In image classification the data sets are often augmented by rotating and flipping the images horizontally. This augmentation seems reasonable as a rotated cat is still a cat. The proof of this statement is provided! I am not certain this same logic is true for music. Doesn’t a rotated songs image hustle some time and frequency information? I am not sure about the previous statement, thus I chose to leave the songs images intact and work with the amount of songs I’ve got.
results
The convolutional models yielded far better results than the feed forward neural nets. The best predicting model contained 3 convolutional layers with respectively 16, 32 and 32 filters. After the convolutional layers there was added a 50% dropout layer followed by a fully connected layer of 250 neurons. For who is interested in all the technicalities a graph of the model is available here.
The accuracy gained during training of the two best predicting models are shown in the plot below.
The nummerical results in terms of the prediction accuracy are shown in the table below. Note that the accuracy results was computed with all the data, training and validation data.

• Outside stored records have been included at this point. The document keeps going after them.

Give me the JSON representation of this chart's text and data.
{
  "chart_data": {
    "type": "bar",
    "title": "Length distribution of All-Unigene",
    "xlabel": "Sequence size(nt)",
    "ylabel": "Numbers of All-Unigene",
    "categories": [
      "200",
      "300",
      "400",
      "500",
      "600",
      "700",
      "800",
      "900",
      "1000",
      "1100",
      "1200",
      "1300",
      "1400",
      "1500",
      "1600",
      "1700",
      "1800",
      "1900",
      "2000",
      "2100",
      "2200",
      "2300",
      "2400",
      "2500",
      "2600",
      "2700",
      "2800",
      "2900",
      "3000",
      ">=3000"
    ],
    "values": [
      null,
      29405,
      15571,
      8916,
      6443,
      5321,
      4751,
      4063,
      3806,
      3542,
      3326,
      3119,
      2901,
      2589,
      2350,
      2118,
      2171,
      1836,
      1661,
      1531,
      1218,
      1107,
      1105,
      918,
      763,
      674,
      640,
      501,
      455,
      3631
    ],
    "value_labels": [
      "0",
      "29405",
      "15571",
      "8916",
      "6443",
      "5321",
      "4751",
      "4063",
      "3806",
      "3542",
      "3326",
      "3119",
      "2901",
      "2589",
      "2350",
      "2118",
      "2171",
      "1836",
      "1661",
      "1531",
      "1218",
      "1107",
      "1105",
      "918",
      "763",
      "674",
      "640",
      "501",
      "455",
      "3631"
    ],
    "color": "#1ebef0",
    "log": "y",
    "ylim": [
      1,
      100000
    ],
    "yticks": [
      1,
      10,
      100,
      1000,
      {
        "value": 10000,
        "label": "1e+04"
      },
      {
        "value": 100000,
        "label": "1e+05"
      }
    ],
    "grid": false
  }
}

On real world data the results would probably be a bit lower.
precision | recall | n songs | |
---|---|---|---|
Hiphop | 0.87 | 0.94 | 1208 |
EDM | 0.95 | 0.91 | 2493 |
Classical | 0.97 | 0.98 | 2678 |
Metal | 0.96 | 0.97 | 1571 |
Jazz | 0.86 | 0.78 | 416 |
The table shows the precision and the recall of the labels. The precision is the amount of good classifications divided by the total amount times that label was predicted. Recall is the amount of good classifications divided by the total occurrences of that specific label in a data set. So let’s say I’ve trained my model very badly and it only is able to predict jazz as a label. Such a hypothetical model would have 100% recall on the jazz label.
- Total number of songs: 11,366
- Total number of jazz songs: 416
The precision of the model would however be low as the model has classified all the songs as jazz.
So back to the table we can see that EDM, metal and classical music score best on both precision and recall. Hiphop has a good recall score. It scores a bit lower on precision meaning that it mostly correct in labeling a hiphop song given that it is a hiphop song, but the model makes more mistakes by labeling a song as hiphop that should not be classified as such. Jazz scores worst. Which is as expected as the amount of jazz songs in the data set is substantially lower than the other labels.
tl;dr
This post focusses on the classification of the songs. I’ve described the results I yielded with feed forward and convolutional neural networks that classified music based on MFCC images.
The convolutional model is used in the small widget below. You can try to search by an artist and a track name. If a match is found in the spotify library an mp3 is downloaded and converted to a MFCC image. When the model has finished ‘viewing’ the song it will make his best prediction of the known labels.
Before a prediction can be made the mp3 needs to be downloaded, converted to a .wav audio file, converted to a MFFC image and finally fed to the model. I only have got a small web server, so please be patient. A prediction is coming your way. :)
Oh and remember… it only knows:
- Hiphop
- EDM
- Classical music
- Metal
- Jazz
It is of course also interesting to see how the model classifies genres it hasn’t learned. But I cannot promise you it would be a sane prediction though.
Update 11-04-2019
The widget below doesn’t work because I didn’t want to maintain the backend anymore.